Yes, exactly. Listen to your body. We’re in a culture that says we should be doing everything all the time and enjoying it, and having a blast. We're encouraged to be supermen and superwomen, and do it all. And that’s just not real. And it's not healthy.

What actions, other than going to get their annual checkup, do you want people to do to participate in the campaign?

They can go to The goal is to get another 100,000 people, if not more, registered to do their annual checkup. Just go. Know.

We really appreciate you standing up and telling your story and impacting a lot of people so that they also prioritize themselves.

Sometimes, people get nervous or scared or have anxiety about going to doctors. It's like they don't want to hear about it. What if it's bad news?

I used to get nervous, too. I remember once a girlfriend volunteered to come with me, and it was like, “Is that even allowed?” And it is.
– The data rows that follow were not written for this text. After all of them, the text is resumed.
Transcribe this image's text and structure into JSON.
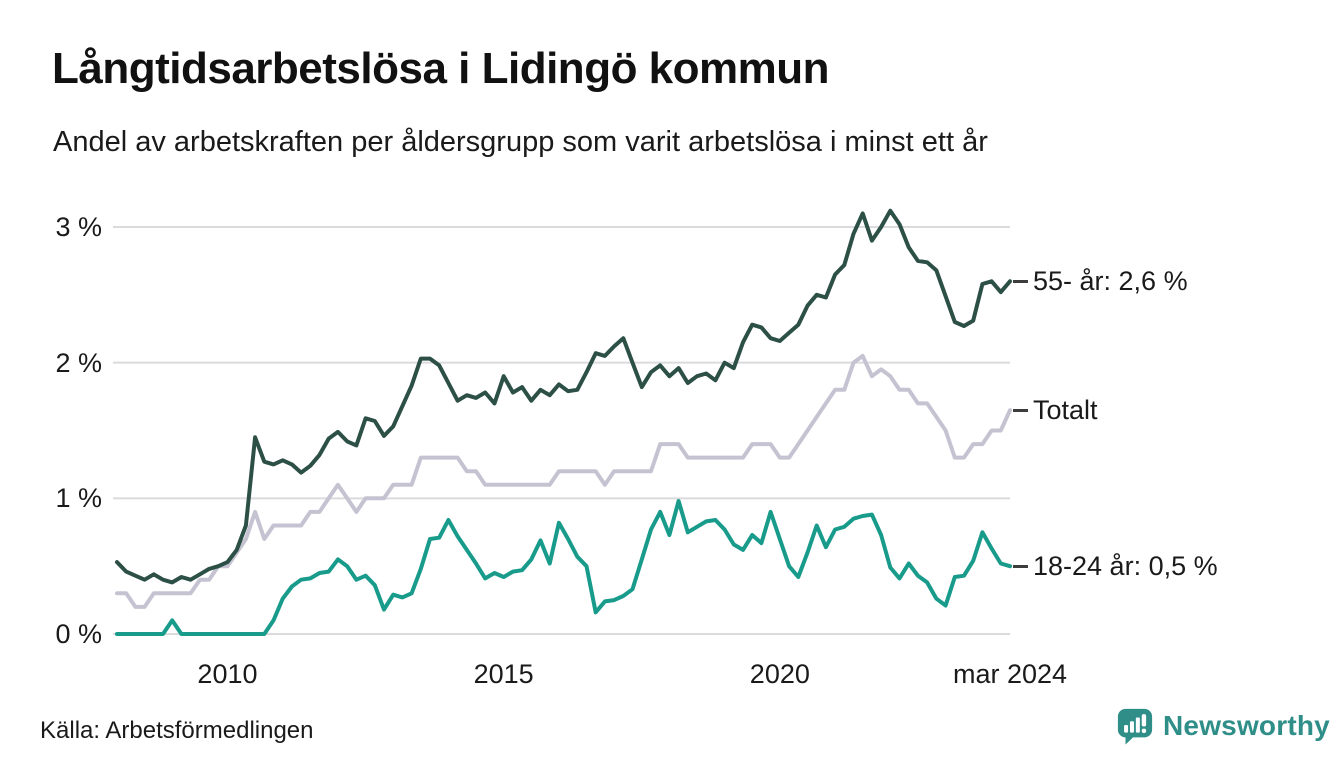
{
  "chart_data": {
    "type": "line",
    "title": "Långtidsarbetslösa i Lidingö kommun",
    "subtitle": "Andel av arbetskraften per åldersgrupp som varit arbetslösa i minst ett år",
    "source": "Källa: Arbetsförmedlingen",
    "x_unit": "year (monthly data, jan 2008 – mar 2024)",
    "xlim": [
      2008,
      2024.1667
    ],
    "ylim": [
      0,
      3.2
    ],
    "grid": "horizontal",
    "legend_position": "end-of-line labels on right",
    "xticks": [
      {
        "label": "2010",
        "year": 2010
      },
      {
        "label": "2015",
        "year": 2015
      },
      {
        "label": "2020",
        "year": 2020
      },
      {
        "label": "mar 2024",
        "year": 2024.1667
      }
    ],
    "yticks": [
      {
        "label": "0 %",
        "value": 0
      },
      {
        "label": "1 %",
        "value": 1
      },
      {
        "label": "2 %",
        "value": 2
      },
      {
        "label": "3 %",
        "value": 3
      }
    ],
    "series": [
      {
        "name": "Totalt",
        "end_label": "Totalt",
        "end_value": 1.65,
        "color": "#c5c3d1",
        "values": [
          0.3,
          0.3,
          0.2,
          0.2,
          0.3,
          0.3,
          0.3,
          0.3,
          0.3,
          0.4,
          0.4,
          0.5,
          0.5,
          0.6,
          0.7,
          0.9,
          0.7,
          0.8,
          0.8,
          0.8,
          0.8,
          0.9,
          0.9,
          1.0,
          1.1,
          1.0,
          0.9,
          1.0,
          1.0,
          1.0,
          1.1,
          1.1,
          1.1,
          1.3,
          1.3,
          1.3,
          1.3,
          1.3,
          1.2,
          1.2,
          1.1,
          1.1,
          1.1,
          1.1,
          1.1,
          1.1,
          1.1,
          1.1,
          1.2,
          1.2,
          1.2,
          1.2,
          1.2,
          1.1,
          1.2,
          1.2,
          1.2,
          1.2,
          1.2,
          1.4,
          1.4,
          1.4,
          1.3,
          1.3,
          1.3,
          1.3,
          1.3,
          1.3,
          1.3,
          1.4,
          1.4,
          1.4,
          1.3,
          1.3,
          1.4,
          1.5,
          1.6,
          1.7,
          1.8,
          1.8,
          2.0,
          2.05,
          1.9,
          1.95,
          1.9,
          1.8,
          1.8,
          1.7,
          1.7,
          1.6,
          1.5,
          1.3,
          1.3,
          1.4,
          1.4,
          1.5,
          1.5,
          1.65
        ]
      },
      {
        "name": "55- år",
        "end_label": "55- år: 2,6 %",
        "end_value": 2.6,
        "color": "#2c4f46",
        "values": [
          0.53,
          0.46,
          0.43,
          0.4,
          0.44,
          0.4,
          0.38,
          0.42,
          0.4,
          0.44,
          0.48,
          0.5,
          0.53,
          0.62,
          0.8,
          1.45,
          1.27,
          1.25,
          1.28,
          1.25,
          1.19,
          1.24,
          1.32,
          1.44,
          1.49,
          1.42,
          1.39,
          1.59,
          1.57,
          1.46,
          1.53,
          1.68,
          1.83,
          2.03,
          2.03,
          1.98,
          1.85,
          1.72,
          1.76,
          1.74,
          1.78,
          1.7,
          1.9,
          1.78,
          1.82,
          1.72,
          1.8,
          1.76,
          1.84,
          1.79,
          1.8,
          1.93,
          2.07,
          2.05,
          2.12,
          2.18,
          2.0,
          1.82,
          1.93,
          1.98,
          1.9,
          1.96,
          1.85,
          1.9,
          1.92,
          1.87,
          2.0,
          1.96,
          2.15,
          2.28,
          2.26,
          2.18,
          2.16,
          2.22,
          2.28,
          2.42,
          2.5,
          2.48,
          2.65,
          2.72,
          2.95,
          3.1,
          2.9,
          3.0,
          3.12,
          3.02,
          2.85,
          2.75,
          2.74,
          2.68,
          2.49,
          2.3,
          2.27,
          2.31,
          2.58,
          2.6,
          2.52,
          2.6
        ]
      },
      {
        "name": "18-24 år",
        "end_label": "18-24 år: 0,5 %",
        "end_value": 0.5,
        "color": "#189b8b",
        "values": [
          0,
          0,
          0,
          0,
          0,
          0,
          0.1,
          0,
          0,
          0,
          0,
          0,
          0,
          0,
          0,
          0,
          0,
          0.1,
          0.26,
          0.35,
          0.4,
          0.41,
          0.45,
          0.46,
          0.55,
          0.5,
          0.4,
          0.43,
          0.36,
          0.18,
          0.29,
          0.27,
          0.3,
          0.48,
          0.7,
          0.71,
          0.84,
          0.72,
          0.62,
          0.52,
          0.41,
          0.45,
          0.42,
          0.46,
          0.47,
          0.55,
          0.69,
          0.52,
          0.82,
          0.7,
          0.57,
          0.5,
          0.16,
          0.24,
          0.25,
          0.28,
          0.33,
          0.55,
          0.77,
          0.9,
          0.73,
          0.98,
          0.75,
          0.79,
          0.83,
          0.84,
          0.77,
          0.66,
          0.62,
          0.73,
          0.67,
          0.9,
          0.7,
          0.5,
          0.42,
          0.6,
          0.8,
          0.64,
          0.77,
          0.79,
          0.85,
          0.87,
          0.88,
          0.73,
          0.49,
          0.41,
          0.52,
          0.43,
          0.38,
          0.26,
          0.21,
          0.42,
          0.43,
          0.54,
          0.75,
          0.63,
          0.52,
          0.5
        ]
      }
    ],
    "line_width": 4,
    "grid_color": "#dbdbde"
  },
  "footer": {
    "brand": "Newsworthy"
  },
  "colors": {
    "brand_teal": "#2f8e88",
    "text": "#1a1a1a"
  }
}
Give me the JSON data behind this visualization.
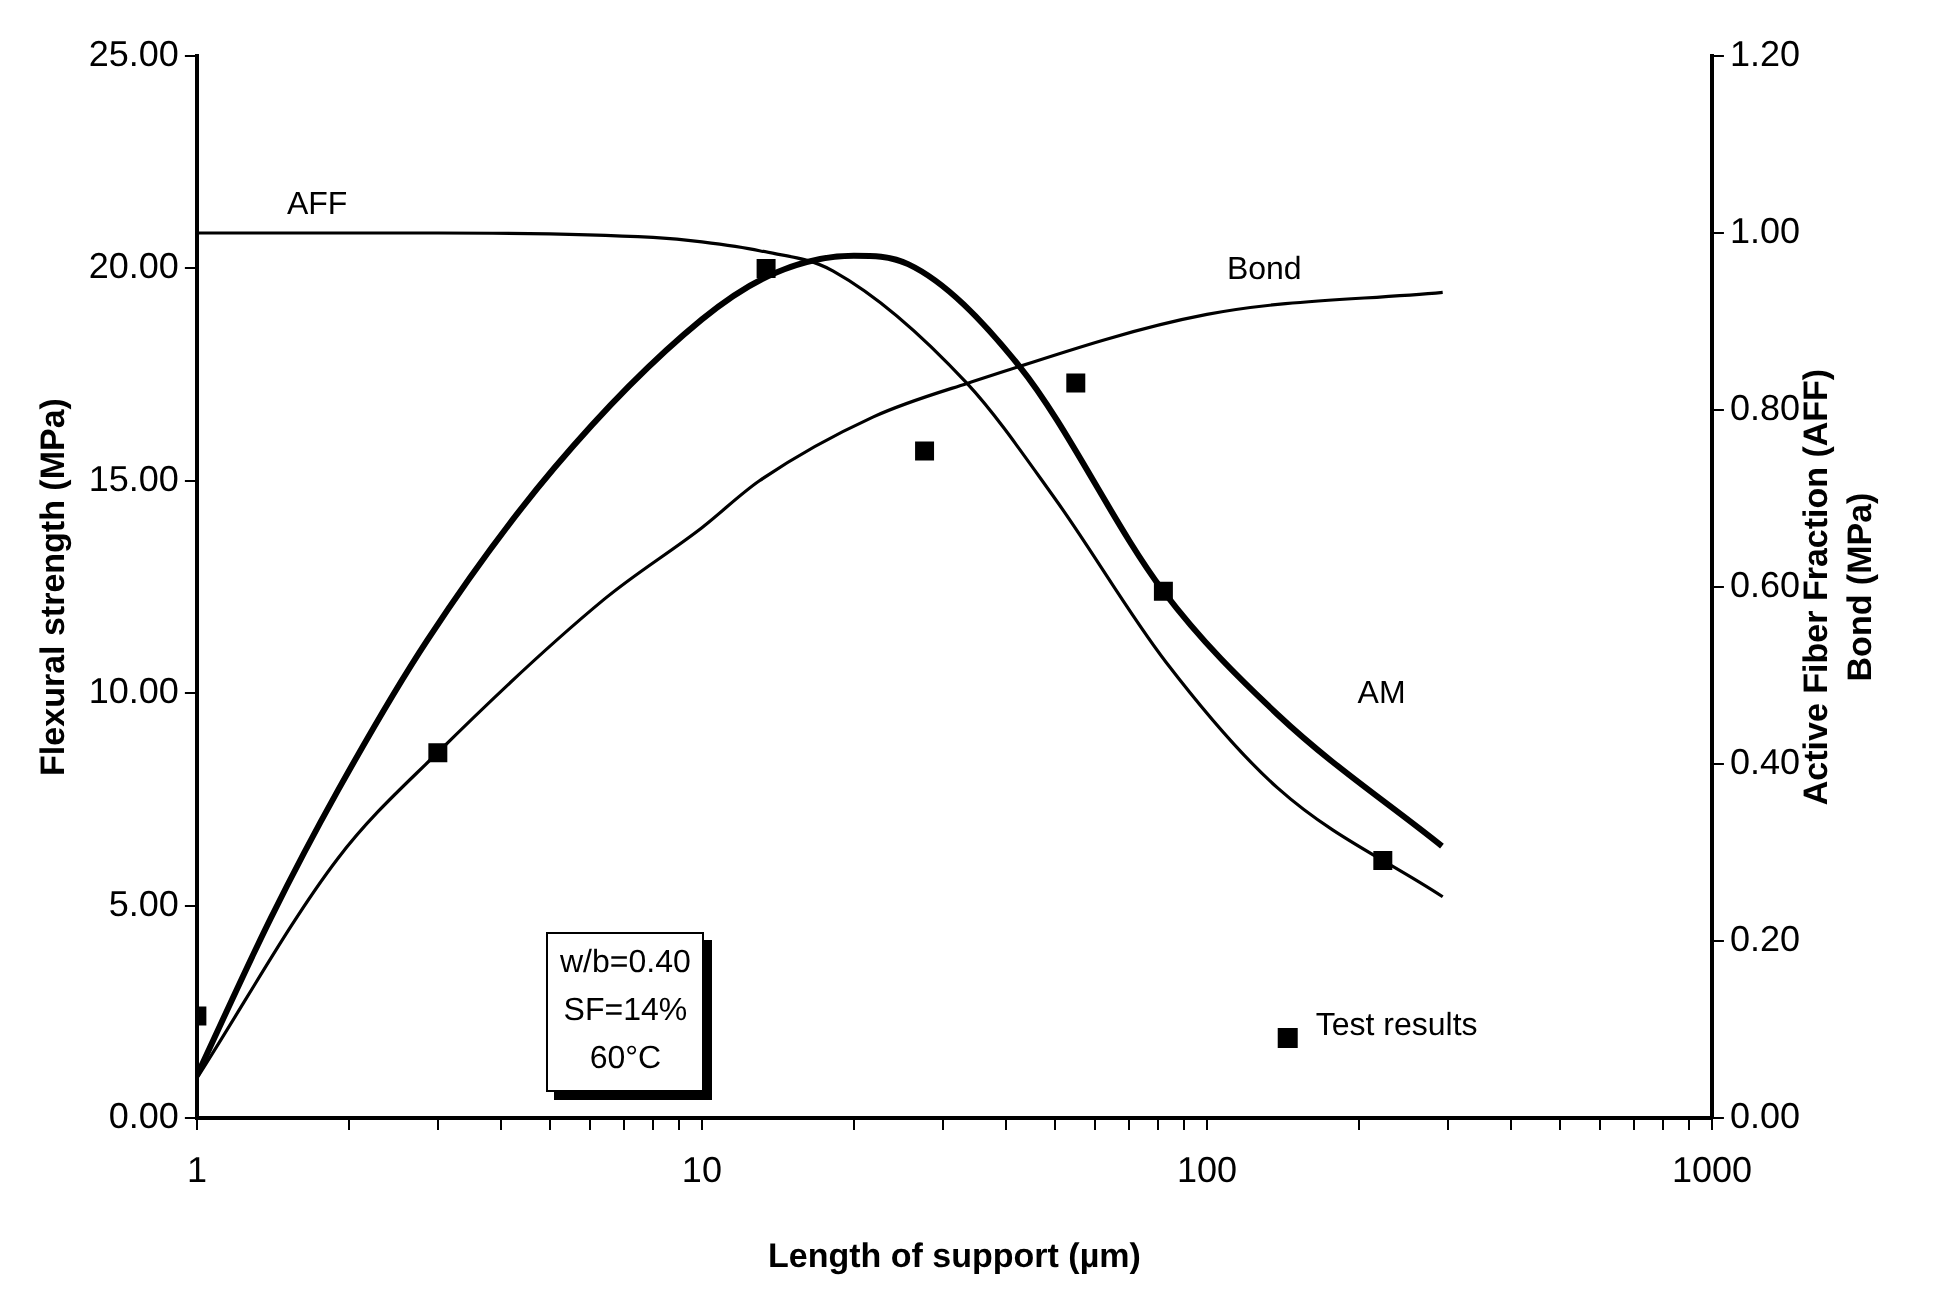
{
  "chart_data": {
    "type": "line",
    "xlabel": "Length of support (µm)",
    "ylabel": "Flexural strength (MPa)",
    "y2label": "Active Fiber Fraction (AFF)\nBond (MPa)",
    "log": "x",
    "grid": false,
    "legend": "bottom right",
    "xlim": [
      1,
      1000
    ],
    "xticks": [
      1,
      {
        "value": 2,
        "label": null
      },
      {
        "value": 3,
        "label": null
      },
      {
        "value": 4,
        "label": null
      },
      {
        "value": 5,
        "label": null
      },
      {
        "value": 6,
        "label": null
      },
      {
        "value": 7,
        "label": null
      },
      {
        "value": 8,
        "label": null
      },
      {
        "value": 9,
        "label": null
      },
      10,
      {
        "value": 20,
        "label": null
      },
      {
        "value": 30,
        "label": null
      },
      {
        "value": 40,
        "label": null
      },
      {
        "value": 50,
        "label": null
      },
      {
        "value": 60,
        "label": null
      },
      {
        "value": 70,
        "label": null
      },
      {
        "value": 80,
        "label": null
      },
      {
        "value": 90,
        "label": null
      },
      100,
      {
        "value": 200,
        "label": null
      },
      {
        "value": 300,
        "label": null
      },
      {
        "value": 400,
        "label": null
      },
      {
        "value": 500,
        "label": null
      },
      {
        "value": 600,
        "label": null
      },
      {
        "value": 700,
        "label": null
      },
      {
        "value": 800,
        "label": null
      },
      {
        "value": 900,
        "label": null
      },
      1000
    ],
    "ylim": [
      0,
      25
    ],
    "yticks": [
      {
        "value": 0,
        "label": "0.00"
      },
      {
        "value": 5,
        "label": "5.00"
      },
      {
        "value": 10,
        "label": "10.00"
      },
      {
        "value": 15,
        "label": "15.00"
      },
      {
        "value": 20,
        "label": "20.00"
      },
      {
        "value": 25,
        "label": "25.00"
      }
    ],
    "y2lim": [
      0,
      1.2
    ],
    "y2ticks": [
      {
        "value": 0,
        "label": "0.00"
      },
      {
        "value": 0.2,
        "label": "0.20"
      },
      {
        "value": 0.4,
        "label": "0.40"
      },
      {
        "value": 0.6,
        "label": "0.60"
      },
      {
        "value": 0.8,
        "label": "0.80"
      },
      {
        "value": 1.0,
        "label": "1.00"
      },
      {
        "value": 1.2,
        "label": "1.20"
      }
    ],
    "annotations": [
      "w/b=0.40\nSF=14%\n60°C"
    ],
    "series": [
      {
        "name": "AM",
        "color": "#000000",
        "marker": "none",
        "line_style": "solid",
        "x": [
          1,
          1.4,
          1.9,
          2.86,
          5.1,
          10,
          14,
          20,
          25.6,
          42.5,
          82,
          138,
          292
        ],
        "values": [
          1.0,
          4.7,
          7.7,
          11.25,
          15.3,
          18.8,
          19.9,
          20.3,
          20.1,
          17.7,
          12.4,
          9.5,
          6.4
        ]
      },
      {
        "name": "AFF",
        "axis": "y2",
        "color": "#000000",
        "marker": "none",
        "line_style": "solid",
        "x": [
          1,
          3,
          8,
          10,
          13,
          18.2,
          33.5,
          50,
          83,
          138,
          293
        ],
        "values": [
          1.0,
          1.0,
          0.995,
          0.99,
          0.98,
          0.957,
          0.83,
          0.7,
          0.515,
          0.373,
          0.25
        ]
      },
      {
        "name": "Bond",
        "axis": "y2",
        "color": "#000000",
        "marker": "none",
        "line_style": "solid",
        "x": [
          1,
          1.9,
          3,
          6.4,
          10,
          13,
          21.8,
          33.5,
          100,
          293
        ],
        "values": [
          0.045,
          0.293,
          0.413,
          0.586,
          0.667,
          0.72,
          0.792,
          0.83,
          0.908,
          0.933
        ]
      },
      {
        "name": "Test results",
        "type": "scatter",
        "color": "#000000",
        "marker": "square",
        "x": [
          1,
          3,
          13.4,
          27.6,
          55,
          82,
          223
        ],
        "values": [
          2.4,
          8.6,
          20.0,
          15.7,
          17.3,
          12.4,
          6.06
        ]
      }
    ]
  }
}
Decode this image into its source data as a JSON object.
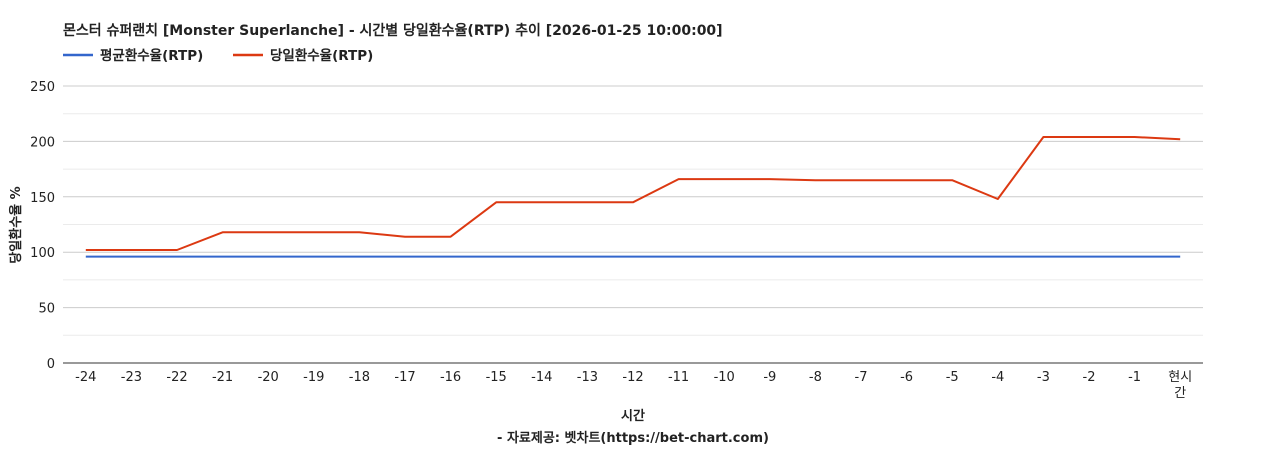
{
  "chart_data": {
    "type": "line",
    "title": "몬스터 슈퍼랜치 [Monster Superlanche] - 시간별 당일환수율(RTP) 추이 [2026-01-25 10:00:00]",
    "xlabel": "시간",
    "ylabel": "당일환수율 %",
    "credit": "- 자료제공: 벳차트(https://bet-chart.com)",
    "categories": [
      "-24",
      "-23",
      "-22",
      "-21",
      "-20",
      "-19",
      "-18",
      "-17",
      "-16",
      "-15",
      "-14",
      "-13",
      "-12",
      "-11",
      "-10",
      "-9",
      "-8",
      "-7",
      "-6",
      "-5",
      "-4",
      "-3",
      "-2",
      "-1",
      "현시간"
    ],
    "category_lines": {
      "24": [
        "현시",
        "간"
      ]
    },
    "ylim": [
      0,
      250
    ],
    "yticks": [
      0,
      50,
      100,
      150,
      200,
      250
    ],
    "grid": true,
    "legend_position": "top-left",
    "series": [
      {
        "name": "평균환수율(RTP)",
        "color": "#3366cc",
        "values": [
          96,
          96,
          96,
          96,
          96,
          96,
          96,
          96,
          96,
          96,
          96,
          96,
          96,
          96,
          96,
          96,
          96,
          96,
          96,
          96,
          96,
          96,
          96,
          96,
          96
        ]
      },
      {
        "name": "당일환수율(RTP)",
        "color": "#dc3912",
        "values": [
          102,
          102,
          102,
          118,
          118,
          118,
          118,
          114,
          114,
          145,
          145,
          145,
          145,
          166,
          166,
          166,
          165,
          165,
          165,
          165,
          148,
          204,
          204,
          204,
          202
        ]
      }
    ]
  }
}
It is allowed, and it was really helpful. Whether it's bringing your partner, or your friend. Someone with you that can be there for support. I know, I'll forget to ask questions sometimes. I'm like, “Oh, I should have done that. I should have asked that question.” But if you have someone there with you, if you get nervous, or you forget, or whatever, you have backup and support.

This interview has been edited for brevity, length, and clarity.